Nessuna verità: un dedalo di bugie

Sono circa vent’anni che Ridley Scott è al centro di un fiammeggiante dibattito che contrappone chi non gli perdona di aver scelto un percorso artistico smaccatamente commerciale rispetto ai folgoranti esordi più autoriali (I duellanti, Alien e Blade Runner) e gli estimatori che difendono a spada tratta le comunque alte qualità degli ultimi lavori. Essendo il “duello” un tema portante della filmografia del regista inglese forse non è un caso, ma con questo artista non funziona così. Scott è l’esempio di cineasta trasversale per eccellenza, colui che può far convivere in uno stesso film pagine di pura epica comunicativa e clamorose cadute di stile. Eppure, anche nel film più problematico e controverso quale può essere Alien: Covenant, la maestria di Scott nel curare l’impatto visivo delle immagini non è mai venuta meno in tutta la sua carriera, e forse non è poi esagerato dire che sotto il profilo della grandeur Ridley Scott sia il miglior regista a oggi in attività.
Nessuna verità del 2009 è forse il titolo che meglio si presta a un’anamnesi della doppia anima (rispettivamente, intellettuale e commerciale) dei lavori firmati da Scott all’indomani di Il Gladiatore.
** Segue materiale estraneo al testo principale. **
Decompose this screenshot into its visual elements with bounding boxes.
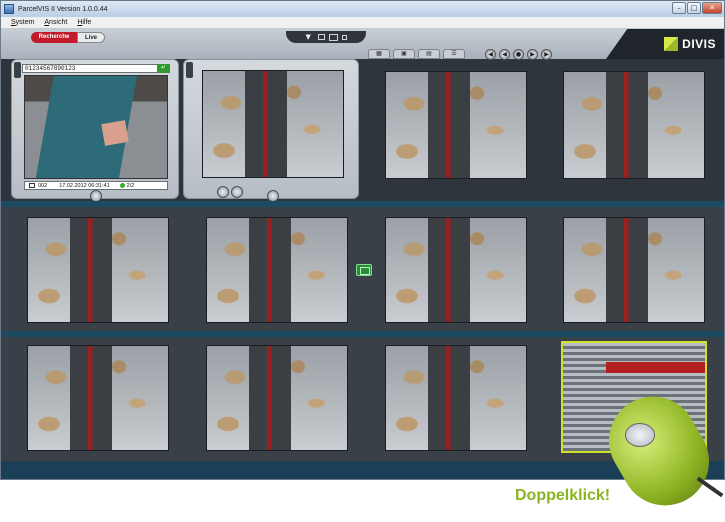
preview-panel [183, 59, 359, 202]
layout-arrow-icon[interactable]: ▼ [306, 34, 314, 41]
layout-selector[interactable]: ▼ [286, 31, 366, 43]
window-title: ParcelVIS II Version 1.0.0.44 [18, 5, 108, 13]
preview-camera-view[interactable] [202, 70, 344, 178]
layout-tiny-icon[interactable] [341, 34, 347, 40]
maximize-button[interactable]: □ [687, 2, 701, 14]
camera-image [203, 71, 343, 177]
camera-tile-7[interactable] [27, 345, 169, 451]
camera-tile-6[interactable] [563, 217, 705, 323]
tab-recherche[interactable]: Recherche [31, 32, 77, 43]
camera-tile-4[interactable] [206, 217, 348, 323]
page-indicator: 2/2 [126, 182, 135, 189]
minimize-button[interactable]: – [672, 2, 686, 14]
camera-image [564, 218, 704, 322]
mouse-body-icon [592, 380, 725, 522]
mouse-illustration [592, 380, 725, 522]
camera-image [207, 346, 347, 450]
barcode-go-button[interactable]: ↵ [157, 64, 170, 73]
camera-image [386, 218, 526, 322]
panel-slider-handle[interactable] [14, 62, 21, 78]
view-tab-layout[interactable]: ▤ [418, 49, 440, 59]
previous-button[interactable]: ◀ [499, 48, 510, 60]
divis-mark-icon [664, 37, 679, 51]
first-button[interactable]: ◀ [485, 48, 496, 60]
timestamp: 17.02.2012 06:31:41 [59, 182, 110, 189]
camera-tile-8[interactable] [206, 345, 348, 451]
camera-image [207, 218, 347, 322]
divis-logo-text: DIVIS [682, 37, 716, 51]
app-icon [4, 4, 14, 14]
menu-ansicht[interactable]: Ansicht [44, 19, 67, 26]
menu-hilfe[interactable]: Hilfe [77, 19, 91, 26]
status-ok-icon [119, 183, 125, 188]
record-button[interactable]: ● [513, 48, 524, 60]
last-button[interactable]: ▶ [541, 48, 552, 60]
next-button[interactable]: ▶ [527, 48, 538, 60]
doppelklick-caption: Doppelklick! [515, 487, 611, 504]
rotate-left-button[interactable] [217, 186, 229, 198]
camera-tile-9[interactable] [385, 345, 527, 451]
view-tab-box[interactable]: ▣ [393, 49, 415, 59]
layout-small-icon[interactable] [317, 34, 325, 40]
detail-panel: 01234567890123 ↵ 002 17.02.2012 06:31:41… [11, 59, 179, 202]
window-controls: – □ ✕ [672, 2, 722, 14]
camera-image [28, 346, 168, 450]
camera-image [386, 72, 526, 178]
title-bar[interactable]: ParcelVIS II Version 1.0.0.44 – □ ✕ [1, 1, 724, 17]
camera-image [386, 346, 526, 450]
barcode-value: 01234567890123 [25, 65, 76, 72]
top-row: 01234567890123 ↵ 002 17.02.2012 06:31:41… [1, 59, 724, 202]
menu-system[interactable]: System [11, 19, 34, 26]
close-button[interactable]: ✕ [702, 2, 722, 14]
camera-image [25, 76, 167, 178]
camera-image [564, 72, 704, 178]
rotate-right-button[interactable] [231, 186, 243, 198]
preview-slider-handle[interactable] [186, 62, 193, 78]
camera-image [28, 218, 168, 322]
detail-camera-view[interactable] [24, 75, 168, 179]
barcode-field[interactable]: 01234567890123 ↵ [22, 64, 170, 73]
view-tab-list[interactable]: ☰ [443, 49, 465, 59]
camera-tile-1[interactable] [385, 71, 527, 179]
camera-tile-2[interactable] [563, 71, 705, 179]
detail-status-bar: 002 17.02.2012 06:31:41 2/2 [24, 181, 168, 190]
mouse-wheel-icon [625, 423, 655, 447]
camera-tile-5[interactable] [385, 217, 527, 323]
camera-icon [29, 183, 35, 188]
camera-tile-3[interactable] [27, 217, 169, 323]
tab-live[interactable]: Live [77, 32, 105, 43]
view-tab-grid[interactable]: ▦ [368, 49, 390, 59]
menu-bar: System Ansicht Hilfe [1, 17, 724, 29]
parcel-marker-icon[interactable] [356, 264, 372, 276]
layout-large-icon[interactable] [328, 33, 338, 41]
camera-number: 002 [38, 182, 48, 189]
view-toolbar: ▦ ▣ ▤ ☰ ◀ ◀ ● ▶ ▶ [368, 47, 618, 61]
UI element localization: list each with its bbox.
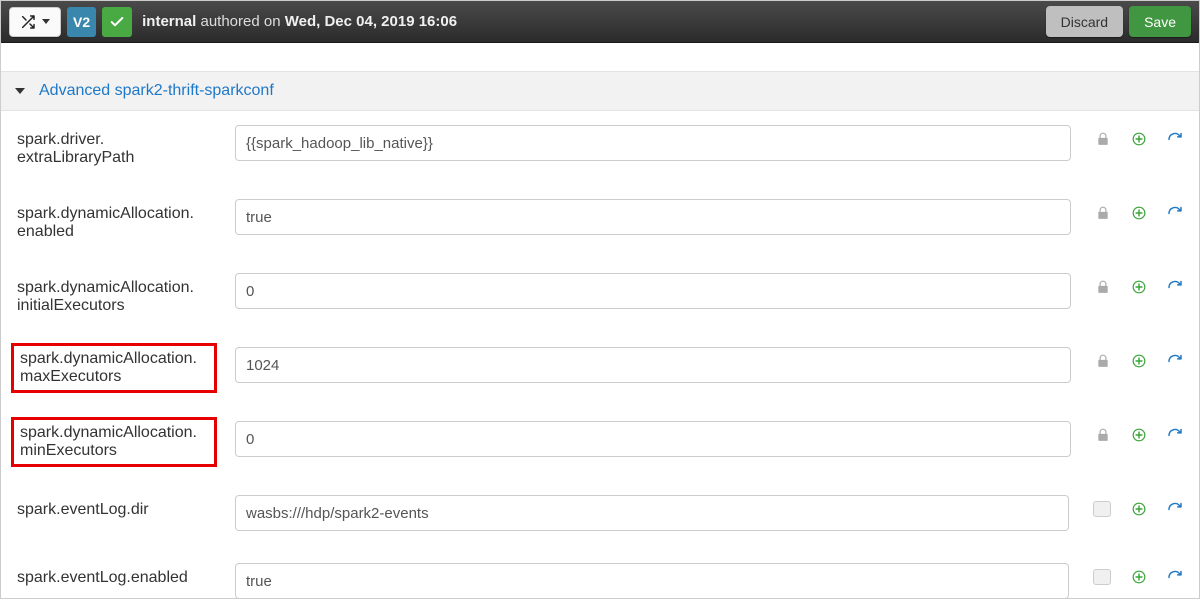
property-input[interactable] (235, 273, 1071, 309)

Alla sceneggiatura troviamo William Monahan, già autore per Scott di Le Crociate – Kingdom of Heaven, qui impegnato a trasporre il libro Body of Lies del giornalista David Ignatius per tirare le fila della situazione mediorientale, tra lotte irrisolvibili al terrorismo e giochi di potere internazionali dietro cui opera la CIA. In questo contesto si muove Roger Ferris (Leonardo DiCaprio) agente sul campo che si sposta di paese in paese per dare la caccia ad Al-Saleem, capo di una cellula di fondamentalisti rei di alcuni attentati in suolo europeo, mentre l’arrogante boss della CIA Ed Hoffman (Russell Crowe) pianifica a distanza le sue strategie e ne controlla le mosse attraverso il suo computer.

Coadiuvato da una splendida fotografia dai toni sabbiosi di Alexander Witt, Scott trasporta lo spettatore nel contesto medio-orientale facendogli assumere il punto di vita di Ferris. Proprio come un agente sul campo sotto copertura, ci spostiamo tra Iraq, Giordania e Siria alla disperata ricerca di una via d’uscita da un labirinto umano dove la menzogna è la vera merce di scambio per la sopravvivenza e dove le varie intelligence perdono più tempo a intralciarsi tra di loro anziché collaborare nella lotta al terrorismo. Le splendide riprese aeree e ad altezza d’uomo, coadiuvate da un fluidissimo montaggio di Pietro Scalia, danno vita a un thriller bellico immersivo e realistico che ricorda moltissimo nel modus operandi un precedente capolavoro del regista, Black Hawk Down. L’attenzione di Ridley Scott per la suspense hitchcockiana trova libero sfogo in scene d’azione movimentate e scoppi di violenza inaudita come quello del pre-finale memore dei filmati delle esecuzioni terroristiche che girano sul web.
Dal duo attoriale DiCaprio-Crowe era ovvio aspettarsi faville, e le aspettative non vengono tradite. Forse Crowe guadagna qualche punto in più in virtù di un ruolo inedito per lui: se DiCaprio è il punto di riferimento morale della storia, un agente che cerca sempre di conservare un barlume di umanità pur lavorando a stretto contatto con la violenza, l’Hoffman di Crowe rappresenta a tutti gli effetti il lato peggiore dell’imperialismo statunitense, quello foraggiato da cinismo e arroganza che molto machiavellicamente non si fa problemi a passare sopra montagne di cadaveri per raggiungere la vittoria. Il rapporto di potere tra i due è senza dubbio l’aspetto migliore di Nessuna verità oltre alla messa in scena, capace di generare golosi spunti su cui riflettere.

Il vero grosso difetto di Nessuna verità è la forzata love story tra Ferris l’infermiera Aisha (Golshifte Farahani), unica concessione alle esigenze commerciali di Hollywood e caduta di stile di una sceneggiatura altresì scritta con intelligenza da un Monahan abilissimo a evitare la retorica filo-americana e a pigiare sulla cattiveria quando occorre. Eppure, con una confezione tecnica di primo livello e delle performance così decorose, Nessuna verità è passato abbastanza inosservato ai botteghini, così come quell’altro interessantissimo studio sulla guerra al terrore che fu Zero Dark Thirty. Forse è il segno che Scott ha toccato un nervo molto sensibile.